The metaphoric and the literal began to bleed together through my integrated practice and made me begin to question the value for writers of not just practicing yoga but also understanding the philosophies behind such contemplative practices. I was drawn to the metaphoric connections between the practice of writing and the practice of yoga; they suddenly screamed for my attention. Yoga, both as a philosophy and as a tradition of movement and breath awareness, is highly literary and symbolic. Literal balance developed in asanas or poses is thought to translate to a metaphoric balance in the yogi’s life. In tree pose, for instance, you learn to find balance in the constant sway of your body by developing a mindbody awareness and strength that works with such movement in order not to dominate but to channel the sway productively. Tree pose literally trains the body to find balance, and this is understood to transfer off the sticky mat and to give the yogi poise and balance amidst the undulations of life. Nothing ever simply stays on the mat. The body is the hinge for such lessons so that when we learn to work with it, we grow and advance in all aspects of our lives. Yoga’s core focus on balance, flexibility, consciousness, non-violence and awareness was intimately familiar since these were qualities I recognized in good writing and as possessed by strong, feminist writers. These were qualities I could appreciate in both forms of self-expression before I ever began to write my way through them. I’d taught Rogerian argument in my writing classes as a means of encouraging students to question our society’s “argument culture,” as Deborah Tannen (1998) calls it, for instance, and I’d long admired disability studies writer Nancy Mairs for her pithy and often humorous reminders to become aware of our writing bodies.

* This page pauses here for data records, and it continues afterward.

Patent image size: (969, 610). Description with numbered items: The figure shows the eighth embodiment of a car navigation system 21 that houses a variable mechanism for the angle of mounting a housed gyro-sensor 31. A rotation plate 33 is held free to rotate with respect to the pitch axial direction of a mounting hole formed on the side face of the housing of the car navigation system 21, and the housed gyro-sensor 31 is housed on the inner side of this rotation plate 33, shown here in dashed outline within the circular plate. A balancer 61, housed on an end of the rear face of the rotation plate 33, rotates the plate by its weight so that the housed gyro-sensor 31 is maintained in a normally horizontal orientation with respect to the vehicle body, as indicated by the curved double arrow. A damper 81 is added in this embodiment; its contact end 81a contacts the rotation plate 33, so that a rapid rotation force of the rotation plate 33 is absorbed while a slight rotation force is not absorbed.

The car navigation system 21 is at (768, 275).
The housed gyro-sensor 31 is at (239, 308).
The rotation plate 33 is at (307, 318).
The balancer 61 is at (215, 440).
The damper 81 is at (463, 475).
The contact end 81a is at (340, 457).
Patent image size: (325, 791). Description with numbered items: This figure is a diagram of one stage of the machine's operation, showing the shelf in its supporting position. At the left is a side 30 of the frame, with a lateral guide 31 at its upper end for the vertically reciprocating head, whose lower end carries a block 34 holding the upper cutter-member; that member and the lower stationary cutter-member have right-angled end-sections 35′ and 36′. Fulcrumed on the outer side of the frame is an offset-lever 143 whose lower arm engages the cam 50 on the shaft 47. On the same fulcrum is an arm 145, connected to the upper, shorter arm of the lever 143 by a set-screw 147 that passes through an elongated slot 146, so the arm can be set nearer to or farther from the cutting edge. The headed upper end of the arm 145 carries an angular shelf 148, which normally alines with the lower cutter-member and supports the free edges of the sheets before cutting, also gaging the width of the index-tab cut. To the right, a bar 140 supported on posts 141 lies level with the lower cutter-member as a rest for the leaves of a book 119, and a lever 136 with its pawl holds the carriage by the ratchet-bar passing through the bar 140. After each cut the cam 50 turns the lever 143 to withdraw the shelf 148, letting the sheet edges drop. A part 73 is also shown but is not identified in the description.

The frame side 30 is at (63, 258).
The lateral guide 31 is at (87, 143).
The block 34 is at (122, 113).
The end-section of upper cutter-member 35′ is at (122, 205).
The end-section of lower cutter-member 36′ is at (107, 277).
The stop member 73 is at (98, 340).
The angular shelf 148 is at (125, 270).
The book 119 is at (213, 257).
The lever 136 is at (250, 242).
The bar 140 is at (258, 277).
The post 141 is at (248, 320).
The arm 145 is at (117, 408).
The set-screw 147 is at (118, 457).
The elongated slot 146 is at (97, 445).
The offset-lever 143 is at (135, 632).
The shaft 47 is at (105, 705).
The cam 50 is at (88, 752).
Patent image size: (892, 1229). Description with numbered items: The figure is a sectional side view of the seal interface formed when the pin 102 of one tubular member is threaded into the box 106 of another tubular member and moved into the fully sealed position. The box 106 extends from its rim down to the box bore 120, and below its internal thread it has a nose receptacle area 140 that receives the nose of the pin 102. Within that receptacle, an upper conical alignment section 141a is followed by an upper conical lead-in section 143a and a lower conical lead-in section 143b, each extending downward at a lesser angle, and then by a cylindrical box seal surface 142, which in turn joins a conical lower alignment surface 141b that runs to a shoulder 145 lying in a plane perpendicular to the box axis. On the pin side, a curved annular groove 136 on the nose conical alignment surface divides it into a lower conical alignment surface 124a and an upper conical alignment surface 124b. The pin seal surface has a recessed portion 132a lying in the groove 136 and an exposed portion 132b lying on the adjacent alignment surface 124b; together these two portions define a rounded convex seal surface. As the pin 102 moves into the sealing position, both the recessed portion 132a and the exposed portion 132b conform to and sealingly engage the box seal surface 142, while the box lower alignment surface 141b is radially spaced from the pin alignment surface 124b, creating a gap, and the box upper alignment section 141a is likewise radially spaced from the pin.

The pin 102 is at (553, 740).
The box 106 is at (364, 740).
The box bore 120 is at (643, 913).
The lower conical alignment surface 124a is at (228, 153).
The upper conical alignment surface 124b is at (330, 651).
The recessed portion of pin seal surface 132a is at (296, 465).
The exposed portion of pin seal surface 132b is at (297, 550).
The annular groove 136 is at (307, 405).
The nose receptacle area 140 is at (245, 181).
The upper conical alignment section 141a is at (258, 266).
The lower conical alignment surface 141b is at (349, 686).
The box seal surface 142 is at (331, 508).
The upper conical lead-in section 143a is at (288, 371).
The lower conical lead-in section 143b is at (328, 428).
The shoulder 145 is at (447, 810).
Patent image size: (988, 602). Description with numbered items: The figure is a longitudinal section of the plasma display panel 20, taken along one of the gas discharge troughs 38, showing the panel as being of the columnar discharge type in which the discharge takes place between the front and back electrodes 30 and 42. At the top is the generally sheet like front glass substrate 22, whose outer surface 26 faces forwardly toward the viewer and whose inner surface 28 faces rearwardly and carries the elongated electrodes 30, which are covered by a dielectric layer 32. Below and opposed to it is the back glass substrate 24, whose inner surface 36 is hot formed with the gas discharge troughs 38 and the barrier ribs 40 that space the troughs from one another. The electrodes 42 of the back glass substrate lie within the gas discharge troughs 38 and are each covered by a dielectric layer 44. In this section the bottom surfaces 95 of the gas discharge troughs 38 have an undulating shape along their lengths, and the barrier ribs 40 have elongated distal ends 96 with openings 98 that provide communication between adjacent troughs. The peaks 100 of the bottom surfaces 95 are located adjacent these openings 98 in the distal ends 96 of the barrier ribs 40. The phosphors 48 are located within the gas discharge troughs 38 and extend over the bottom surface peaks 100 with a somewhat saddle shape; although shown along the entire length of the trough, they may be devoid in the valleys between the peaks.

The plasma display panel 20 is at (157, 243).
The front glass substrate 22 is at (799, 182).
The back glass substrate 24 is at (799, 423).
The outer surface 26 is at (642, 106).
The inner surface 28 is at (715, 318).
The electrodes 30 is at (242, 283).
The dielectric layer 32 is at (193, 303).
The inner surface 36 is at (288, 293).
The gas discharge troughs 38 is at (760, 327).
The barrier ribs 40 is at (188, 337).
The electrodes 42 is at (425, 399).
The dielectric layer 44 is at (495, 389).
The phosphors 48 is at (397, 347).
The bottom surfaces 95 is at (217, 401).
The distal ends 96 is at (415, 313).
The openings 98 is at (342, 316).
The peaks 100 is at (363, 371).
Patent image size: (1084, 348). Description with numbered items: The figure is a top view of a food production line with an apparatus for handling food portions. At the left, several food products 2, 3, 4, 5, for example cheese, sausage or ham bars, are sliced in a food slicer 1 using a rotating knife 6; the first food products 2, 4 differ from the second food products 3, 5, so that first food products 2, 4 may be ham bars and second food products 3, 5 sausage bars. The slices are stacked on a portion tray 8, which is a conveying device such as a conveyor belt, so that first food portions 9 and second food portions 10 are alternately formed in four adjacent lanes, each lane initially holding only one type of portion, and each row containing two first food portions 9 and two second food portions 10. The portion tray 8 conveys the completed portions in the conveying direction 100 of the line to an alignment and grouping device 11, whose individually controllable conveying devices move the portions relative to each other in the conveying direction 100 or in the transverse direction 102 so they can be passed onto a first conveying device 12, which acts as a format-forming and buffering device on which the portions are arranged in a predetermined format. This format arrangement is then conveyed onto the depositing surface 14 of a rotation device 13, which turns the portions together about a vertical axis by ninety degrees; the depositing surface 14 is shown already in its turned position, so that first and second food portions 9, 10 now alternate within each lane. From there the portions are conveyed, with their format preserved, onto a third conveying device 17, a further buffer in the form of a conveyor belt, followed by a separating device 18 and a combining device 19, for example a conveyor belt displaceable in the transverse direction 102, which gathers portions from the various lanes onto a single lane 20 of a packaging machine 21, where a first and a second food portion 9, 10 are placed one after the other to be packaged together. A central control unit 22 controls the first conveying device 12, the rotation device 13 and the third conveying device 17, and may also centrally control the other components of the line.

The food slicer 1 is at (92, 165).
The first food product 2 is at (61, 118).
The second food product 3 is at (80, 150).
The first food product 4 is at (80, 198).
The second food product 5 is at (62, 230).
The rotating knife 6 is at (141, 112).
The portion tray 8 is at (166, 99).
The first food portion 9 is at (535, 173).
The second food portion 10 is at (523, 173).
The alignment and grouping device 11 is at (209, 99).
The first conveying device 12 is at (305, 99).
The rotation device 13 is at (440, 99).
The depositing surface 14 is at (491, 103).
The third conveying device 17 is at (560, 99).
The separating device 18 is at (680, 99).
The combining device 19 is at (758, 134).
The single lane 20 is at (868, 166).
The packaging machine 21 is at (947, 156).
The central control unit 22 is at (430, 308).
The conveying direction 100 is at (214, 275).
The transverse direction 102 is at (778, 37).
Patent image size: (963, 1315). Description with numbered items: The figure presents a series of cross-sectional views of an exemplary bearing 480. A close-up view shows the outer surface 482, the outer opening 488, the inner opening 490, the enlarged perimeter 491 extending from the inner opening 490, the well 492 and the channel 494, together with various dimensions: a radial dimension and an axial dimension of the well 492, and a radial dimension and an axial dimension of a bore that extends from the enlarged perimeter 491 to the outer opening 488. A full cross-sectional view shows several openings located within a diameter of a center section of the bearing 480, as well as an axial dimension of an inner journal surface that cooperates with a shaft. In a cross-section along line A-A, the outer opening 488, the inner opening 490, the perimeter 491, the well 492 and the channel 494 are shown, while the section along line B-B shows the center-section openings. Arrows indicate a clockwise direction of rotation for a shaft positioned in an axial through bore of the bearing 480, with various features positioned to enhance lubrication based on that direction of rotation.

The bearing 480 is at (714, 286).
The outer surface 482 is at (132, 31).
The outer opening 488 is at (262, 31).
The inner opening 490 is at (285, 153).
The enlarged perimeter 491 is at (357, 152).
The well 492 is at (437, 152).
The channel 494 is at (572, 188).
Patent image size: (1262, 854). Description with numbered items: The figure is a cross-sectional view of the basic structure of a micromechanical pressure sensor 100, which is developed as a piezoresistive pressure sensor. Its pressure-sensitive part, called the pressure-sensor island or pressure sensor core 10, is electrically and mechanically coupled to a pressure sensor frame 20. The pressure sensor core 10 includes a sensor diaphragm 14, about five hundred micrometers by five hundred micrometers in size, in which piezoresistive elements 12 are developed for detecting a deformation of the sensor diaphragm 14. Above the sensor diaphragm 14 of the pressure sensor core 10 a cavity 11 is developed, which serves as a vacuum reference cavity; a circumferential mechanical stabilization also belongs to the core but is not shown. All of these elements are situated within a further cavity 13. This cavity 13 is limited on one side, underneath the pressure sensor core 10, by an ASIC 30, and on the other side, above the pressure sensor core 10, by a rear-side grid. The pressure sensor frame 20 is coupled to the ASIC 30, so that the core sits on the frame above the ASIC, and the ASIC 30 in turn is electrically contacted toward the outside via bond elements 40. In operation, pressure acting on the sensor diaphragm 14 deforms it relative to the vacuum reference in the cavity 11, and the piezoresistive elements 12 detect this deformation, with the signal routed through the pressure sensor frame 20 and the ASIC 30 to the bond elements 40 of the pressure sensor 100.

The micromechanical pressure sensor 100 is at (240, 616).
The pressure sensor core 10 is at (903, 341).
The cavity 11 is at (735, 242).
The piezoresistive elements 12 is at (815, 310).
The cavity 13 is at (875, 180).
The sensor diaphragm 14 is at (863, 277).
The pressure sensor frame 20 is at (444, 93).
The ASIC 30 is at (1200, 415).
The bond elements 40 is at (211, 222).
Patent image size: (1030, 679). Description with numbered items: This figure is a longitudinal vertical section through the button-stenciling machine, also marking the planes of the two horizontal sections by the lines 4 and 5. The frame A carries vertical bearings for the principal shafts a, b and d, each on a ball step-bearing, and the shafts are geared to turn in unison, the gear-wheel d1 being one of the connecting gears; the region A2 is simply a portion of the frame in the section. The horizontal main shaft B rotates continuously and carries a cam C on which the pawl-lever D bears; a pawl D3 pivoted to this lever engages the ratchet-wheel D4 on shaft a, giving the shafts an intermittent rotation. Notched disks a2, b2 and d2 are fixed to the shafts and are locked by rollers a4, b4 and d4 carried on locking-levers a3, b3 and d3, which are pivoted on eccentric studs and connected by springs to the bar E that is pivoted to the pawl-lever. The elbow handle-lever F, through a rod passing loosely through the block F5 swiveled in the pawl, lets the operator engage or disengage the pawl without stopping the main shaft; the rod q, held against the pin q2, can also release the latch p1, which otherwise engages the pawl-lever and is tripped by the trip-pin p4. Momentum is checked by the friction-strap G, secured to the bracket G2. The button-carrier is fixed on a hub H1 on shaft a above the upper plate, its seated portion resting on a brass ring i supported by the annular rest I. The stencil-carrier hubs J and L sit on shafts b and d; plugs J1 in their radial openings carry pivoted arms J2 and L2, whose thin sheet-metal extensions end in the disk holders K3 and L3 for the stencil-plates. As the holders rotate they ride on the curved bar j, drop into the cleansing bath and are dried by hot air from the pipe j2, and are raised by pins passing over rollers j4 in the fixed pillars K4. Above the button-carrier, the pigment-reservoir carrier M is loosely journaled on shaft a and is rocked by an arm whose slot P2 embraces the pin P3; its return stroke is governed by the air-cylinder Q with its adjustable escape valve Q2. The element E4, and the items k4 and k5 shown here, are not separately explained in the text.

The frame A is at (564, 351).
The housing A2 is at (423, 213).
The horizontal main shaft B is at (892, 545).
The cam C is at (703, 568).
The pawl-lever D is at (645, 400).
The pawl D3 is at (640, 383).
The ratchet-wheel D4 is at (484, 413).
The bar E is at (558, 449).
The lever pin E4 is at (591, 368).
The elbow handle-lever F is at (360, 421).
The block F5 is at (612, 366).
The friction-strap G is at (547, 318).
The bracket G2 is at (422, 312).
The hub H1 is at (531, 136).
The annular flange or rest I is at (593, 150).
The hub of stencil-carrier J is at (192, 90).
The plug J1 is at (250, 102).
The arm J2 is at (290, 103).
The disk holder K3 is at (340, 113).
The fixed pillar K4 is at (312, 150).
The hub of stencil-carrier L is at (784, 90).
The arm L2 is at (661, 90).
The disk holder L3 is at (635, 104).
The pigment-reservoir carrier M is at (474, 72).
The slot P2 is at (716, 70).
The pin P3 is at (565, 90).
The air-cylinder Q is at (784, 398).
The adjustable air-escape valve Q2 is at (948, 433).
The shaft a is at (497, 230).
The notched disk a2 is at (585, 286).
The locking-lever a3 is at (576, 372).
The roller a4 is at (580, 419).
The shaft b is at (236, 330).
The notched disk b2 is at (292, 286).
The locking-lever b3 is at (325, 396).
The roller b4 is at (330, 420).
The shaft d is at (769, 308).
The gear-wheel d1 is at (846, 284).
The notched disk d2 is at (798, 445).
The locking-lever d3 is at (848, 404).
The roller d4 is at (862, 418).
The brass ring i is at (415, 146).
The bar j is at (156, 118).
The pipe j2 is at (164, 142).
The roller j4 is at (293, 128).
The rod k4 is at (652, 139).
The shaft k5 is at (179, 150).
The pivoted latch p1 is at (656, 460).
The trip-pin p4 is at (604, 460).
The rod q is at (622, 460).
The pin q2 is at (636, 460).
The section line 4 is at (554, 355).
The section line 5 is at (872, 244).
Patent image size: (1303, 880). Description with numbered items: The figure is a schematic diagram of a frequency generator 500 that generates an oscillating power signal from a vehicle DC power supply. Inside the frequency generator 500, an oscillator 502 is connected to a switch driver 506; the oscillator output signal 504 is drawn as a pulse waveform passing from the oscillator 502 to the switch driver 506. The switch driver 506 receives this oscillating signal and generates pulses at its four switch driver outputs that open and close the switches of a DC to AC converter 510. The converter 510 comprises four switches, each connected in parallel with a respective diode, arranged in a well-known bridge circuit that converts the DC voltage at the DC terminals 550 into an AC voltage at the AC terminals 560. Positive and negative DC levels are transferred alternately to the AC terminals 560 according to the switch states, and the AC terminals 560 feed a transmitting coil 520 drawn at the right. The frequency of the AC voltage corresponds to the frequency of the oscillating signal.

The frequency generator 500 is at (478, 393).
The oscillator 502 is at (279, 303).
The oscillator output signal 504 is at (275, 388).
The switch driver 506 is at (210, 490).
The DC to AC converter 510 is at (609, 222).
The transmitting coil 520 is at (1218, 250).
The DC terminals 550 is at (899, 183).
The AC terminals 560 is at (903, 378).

At the same time that I was exploring the union of yoga and writing, I came into contact with Jeffery Davis’ The Journey from the Center to the Page (2004), which advocates infusing yoga practice into the creative writing process. Davis’ intent to use yoga to get writers to work with and through the physical body and its experiences resonated with me even if his call for “authenticity” and his concentration on fiction writing did not. In the end, his book serves more as an inspiration for what I describe here rather than a source. As my own sustained practice of yoga converged with the process of my burgeoning academic research on embodiment and writing, I saw how yoga provided not only a new lens for my work but also a set of practices I could use to bring the body into the domain of the writing classroom, hopefully teaching students to think about their bodies as generators of meaning. This contemplative goal has consequences for feminist pedagogy.